The boy says the same about the coins and the family leaves before the argument concludes.
‘The Gravity Well’ does not change in the interim.
A woman arrives later, on her own. She’s looking cautiously over the edge when a ball of bones and feathers screeches past her head and into the ground.
“Did you see that?” she asks me.
“Pretty grim,” I tell her.
She takes a picture of the ‘Well’ with her phone and looks disappointed at the result. She leaves, like the others.
How high up, I wonder, was that bird? It must have felt safe until it began to fall. Does a bird know enough to blame itself for an accident like that?
A man arrives and does nothing to hide his amazement. He does the opposite, even.
“This is crazy, right?” he asks me, “Like, why aren’t we doing something about this? Why aren’t there papers written about this? Why hasn’t someone figured out a way to harness this energy?”

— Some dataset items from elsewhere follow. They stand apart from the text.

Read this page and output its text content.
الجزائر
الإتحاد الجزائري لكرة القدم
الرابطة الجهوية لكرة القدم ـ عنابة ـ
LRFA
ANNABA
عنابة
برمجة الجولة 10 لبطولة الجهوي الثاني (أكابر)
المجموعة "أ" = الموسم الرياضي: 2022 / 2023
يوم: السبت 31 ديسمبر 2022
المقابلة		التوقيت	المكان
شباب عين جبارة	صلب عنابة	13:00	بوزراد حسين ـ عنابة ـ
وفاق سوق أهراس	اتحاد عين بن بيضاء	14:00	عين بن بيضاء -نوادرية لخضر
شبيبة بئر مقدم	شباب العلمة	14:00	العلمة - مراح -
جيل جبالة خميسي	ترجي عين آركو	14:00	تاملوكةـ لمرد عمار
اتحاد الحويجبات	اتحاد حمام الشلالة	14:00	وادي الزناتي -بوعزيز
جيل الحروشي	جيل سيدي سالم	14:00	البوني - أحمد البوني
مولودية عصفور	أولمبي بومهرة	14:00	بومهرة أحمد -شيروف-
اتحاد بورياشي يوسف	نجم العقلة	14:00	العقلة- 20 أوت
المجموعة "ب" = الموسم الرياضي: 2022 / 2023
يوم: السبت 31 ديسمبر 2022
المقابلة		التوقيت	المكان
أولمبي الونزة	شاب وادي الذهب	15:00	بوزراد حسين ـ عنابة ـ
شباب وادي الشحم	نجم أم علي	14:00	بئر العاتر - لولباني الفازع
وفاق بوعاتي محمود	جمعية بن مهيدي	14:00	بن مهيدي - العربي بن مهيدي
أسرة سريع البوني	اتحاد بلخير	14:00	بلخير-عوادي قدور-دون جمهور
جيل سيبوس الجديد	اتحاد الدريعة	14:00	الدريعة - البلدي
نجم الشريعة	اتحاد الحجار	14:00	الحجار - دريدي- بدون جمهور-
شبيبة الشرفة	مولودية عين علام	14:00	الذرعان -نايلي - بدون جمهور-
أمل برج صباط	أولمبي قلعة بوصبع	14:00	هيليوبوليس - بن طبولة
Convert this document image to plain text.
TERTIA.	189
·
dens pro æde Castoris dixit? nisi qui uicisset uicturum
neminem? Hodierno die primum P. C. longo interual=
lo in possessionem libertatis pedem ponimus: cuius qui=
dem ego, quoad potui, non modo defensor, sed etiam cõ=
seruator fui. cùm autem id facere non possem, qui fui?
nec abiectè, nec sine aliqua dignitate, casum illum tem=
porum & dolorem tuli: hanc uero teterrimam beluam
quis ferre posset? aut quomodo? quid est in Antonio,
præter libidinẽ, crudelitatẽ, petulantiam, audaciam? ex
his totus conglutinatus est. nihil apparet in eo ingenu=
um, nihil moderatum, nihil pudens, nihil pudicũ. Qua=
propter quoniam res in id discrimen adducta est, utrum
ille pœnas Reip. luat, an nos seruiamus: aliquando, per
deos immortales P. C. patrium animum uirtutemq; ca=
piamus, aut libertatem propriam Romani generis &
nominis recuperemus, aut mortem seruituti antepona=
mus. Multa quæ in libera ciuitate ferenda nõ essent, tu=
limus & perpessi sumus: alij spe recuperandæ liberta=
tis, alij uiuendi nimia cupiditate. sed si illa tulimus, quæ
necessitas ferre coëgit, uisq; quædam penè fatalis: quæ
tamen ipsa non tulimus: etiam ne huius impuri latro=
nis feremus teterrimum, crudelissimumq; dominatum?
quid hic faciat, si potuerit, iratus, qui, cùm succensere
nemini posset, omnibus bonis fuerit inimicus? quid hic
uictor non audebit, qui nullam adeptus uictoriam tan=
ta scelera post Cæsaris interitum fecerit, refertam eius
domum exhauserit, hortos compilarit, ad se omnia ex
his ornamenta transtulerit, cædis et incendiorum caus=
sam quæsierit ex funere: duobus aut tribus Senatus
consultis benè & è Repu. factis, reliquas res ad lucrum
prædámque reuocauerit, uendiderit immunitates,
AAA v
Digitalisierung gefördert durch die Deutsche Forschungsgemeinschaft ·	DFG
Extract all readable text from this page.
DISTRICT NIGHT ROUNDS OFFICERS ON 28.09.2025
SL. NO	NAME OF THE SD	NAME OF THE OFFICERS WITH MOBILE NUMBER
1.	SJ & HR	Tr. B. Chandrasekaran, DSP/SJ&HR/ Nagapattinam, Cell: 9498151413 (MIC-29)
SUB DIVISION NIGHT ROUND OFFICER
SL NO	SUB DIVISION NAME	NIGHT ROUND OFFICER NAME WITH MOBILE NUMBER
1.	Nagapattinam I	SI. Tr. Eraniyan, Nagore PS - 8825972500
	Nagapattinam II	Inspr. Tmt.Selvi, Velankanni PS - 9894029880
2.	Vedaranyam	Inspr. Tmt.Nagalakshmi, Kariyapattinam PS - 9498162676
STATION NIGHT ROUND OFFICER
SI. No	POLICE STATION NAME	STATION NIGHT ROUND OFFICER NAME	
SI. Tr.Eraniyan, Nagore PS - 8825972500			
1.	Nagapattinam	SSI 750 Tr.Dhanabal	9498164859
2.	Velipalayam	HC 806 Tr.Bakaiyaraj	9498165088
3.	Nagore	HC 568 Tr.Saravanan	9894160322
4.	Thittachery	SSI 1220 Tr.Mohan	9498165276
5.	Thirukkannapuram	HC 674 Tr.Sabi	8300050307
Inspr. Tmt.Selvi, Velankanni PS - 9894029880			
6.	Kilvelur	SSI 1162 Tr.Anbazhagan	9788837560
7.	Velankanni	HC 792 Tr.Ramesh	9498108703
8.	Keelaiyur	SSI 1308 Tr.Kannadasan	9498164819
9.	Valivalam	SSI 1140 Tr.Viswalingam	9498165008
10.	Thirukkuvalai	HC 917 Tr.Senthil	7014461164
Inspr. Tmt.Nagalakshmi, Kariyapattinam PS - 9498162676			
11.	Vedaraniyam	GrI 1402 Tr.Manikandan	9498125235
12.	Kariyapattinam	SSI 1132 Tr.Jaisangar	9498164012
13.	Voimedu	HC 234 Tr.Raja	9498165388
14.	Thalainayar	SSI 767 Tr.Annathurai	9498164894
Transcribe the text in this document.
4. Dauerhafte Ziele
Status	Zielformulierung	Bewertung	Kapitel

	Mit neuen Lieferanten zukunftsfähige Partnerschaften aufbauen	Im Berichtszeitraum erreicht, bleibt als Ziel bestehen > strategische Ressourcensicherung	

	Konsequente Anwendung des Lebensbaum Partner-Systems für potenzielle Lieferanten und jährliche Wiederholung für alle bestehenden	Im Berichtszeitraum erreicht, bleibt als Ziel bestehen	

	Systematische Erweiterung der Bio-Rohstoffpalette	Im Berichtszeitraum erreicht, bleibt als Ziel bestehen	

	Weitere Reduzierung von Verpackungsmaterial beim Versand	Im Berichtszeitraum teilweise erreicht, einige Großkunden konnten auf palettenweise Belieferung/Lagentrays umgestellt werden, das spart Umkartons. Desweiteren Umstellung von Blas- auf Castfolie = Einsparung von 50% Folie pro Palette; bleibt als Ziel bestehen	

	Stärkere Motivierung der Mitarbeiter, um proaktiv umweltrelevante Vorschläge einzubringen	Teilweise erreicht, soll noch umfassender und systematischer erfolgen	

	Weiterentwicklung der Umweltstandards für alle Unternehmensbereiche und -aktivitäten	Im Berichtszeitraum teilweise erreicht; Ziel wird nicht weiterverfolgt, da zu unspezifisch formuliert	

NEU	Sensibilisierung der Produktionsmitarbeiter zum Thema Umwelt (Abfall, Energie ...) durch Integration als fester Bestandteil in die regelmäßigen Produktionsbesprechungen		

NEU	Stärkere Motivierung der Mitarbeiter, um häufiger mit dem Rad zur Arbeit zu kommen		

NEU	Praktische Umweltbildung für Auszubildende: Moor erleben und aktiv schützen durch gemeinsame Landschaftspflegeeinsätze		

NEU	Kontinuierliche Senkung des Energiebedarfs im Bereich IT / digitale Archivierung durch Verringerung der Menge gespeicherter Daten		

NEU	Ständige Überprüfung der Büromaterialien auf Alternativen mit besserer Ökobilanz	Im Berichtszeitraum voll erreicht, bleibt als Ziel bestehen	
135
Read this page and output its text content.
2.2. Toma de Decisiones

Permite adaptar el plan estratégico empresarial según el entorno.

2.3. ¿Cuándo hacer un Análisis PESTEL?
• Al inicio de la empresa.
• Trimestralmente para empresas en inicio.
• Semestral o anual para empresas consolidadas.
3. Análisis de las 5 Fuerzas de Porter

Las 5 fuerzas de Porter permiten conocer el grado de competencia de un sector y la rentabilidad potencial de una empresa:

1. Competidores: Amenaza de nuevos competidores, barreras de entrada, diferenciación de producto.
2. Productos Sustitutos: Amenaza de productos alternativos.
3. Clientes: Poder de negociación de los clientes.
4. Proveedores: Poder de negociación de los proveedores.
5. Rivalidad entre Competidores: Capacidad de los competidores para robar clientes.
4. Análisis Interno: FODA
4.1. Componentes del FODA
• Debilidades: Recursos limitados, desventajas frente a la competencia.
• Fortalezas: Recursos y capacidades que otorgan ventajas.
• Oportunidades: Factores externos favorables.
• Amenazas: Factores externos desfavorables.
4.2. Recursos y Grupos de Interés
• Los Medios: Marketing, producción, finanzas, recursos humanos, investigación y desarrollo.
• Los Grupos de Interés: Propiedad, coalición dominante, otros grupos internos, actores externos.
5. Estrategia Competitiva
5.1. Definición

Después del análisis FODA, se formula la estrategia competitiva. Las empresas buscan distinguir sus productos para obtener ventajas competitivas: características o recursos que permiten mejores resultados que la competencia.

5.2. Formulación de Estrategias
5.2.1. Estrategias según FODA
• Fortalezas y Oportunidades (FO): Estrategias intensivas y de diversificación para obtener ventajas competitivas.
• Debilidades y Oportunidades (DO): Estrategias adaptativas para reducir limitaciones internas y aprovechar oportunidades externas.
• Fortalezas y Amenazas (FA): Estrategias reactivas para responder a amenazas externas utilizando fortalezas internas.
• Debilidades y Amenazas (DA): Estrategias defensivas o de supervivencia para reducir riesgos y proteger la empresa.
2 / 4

I shrug and put on a face of polite bafflement.
“The world is fucking crazy,” he continues, “This thing is fucking crazy,” he adds.
Another man arrives in the meantime, backing his truck up in the lot. The man that steps from the cab could be a farmer or a meth cook, a toss-up as far as I’m concerned. He pulls down the tailgate and slings a heavy sack onto his shoulder, an assortment of garbage by the look and smell.
The situation dons on the first man as the second approaches.
“You can’t do that!” he says, his disbelief shifting tone, “This isn’t a fucking dump!”
“Is if I dump things here.”
“I’ll call the police! I’ve got your license plate number.”
“Call’em.”
“This is ridiculous.”
The second man tips the bag into the ‘Well’ without another word and the first scowls.
“That was ridiculous,” he says, as the truck pulls away. He shakes his head and I nod.
Several minutes later the man is holding his arm out over the mouth of ‘The Gravity Well,’ leaning over the short protective barrier installed there. His fingers creep across its radius until his hand and arm suddenly drop and he stumbles backward, smacking his thin wrist on the stone edge in the process. He looks at his swollen hand and he looks at me with the face of a man that is deeply disturbed by what he felt, by a close brush with the inevitable.
He leaves without another word.
I leave a short time later, frightened by the man’s fear and unwilling to perform tests of my own.
‘‘The Gravity Well’ is another of the Earth’s overlooked miracles, too strange to truly comprehend. With no sign or description available (and only the barest information to be found online) most visitors are left to assume that science can explain the existence of ‘The Gravity Well,’ (it has yet to do so). Local legend says the ‘Well’ will occasionally reverse and spill forth the secret disposals of the previous generation, though this occurs on the scale of centuries and long after the pertinence of anything contained therein has expired.’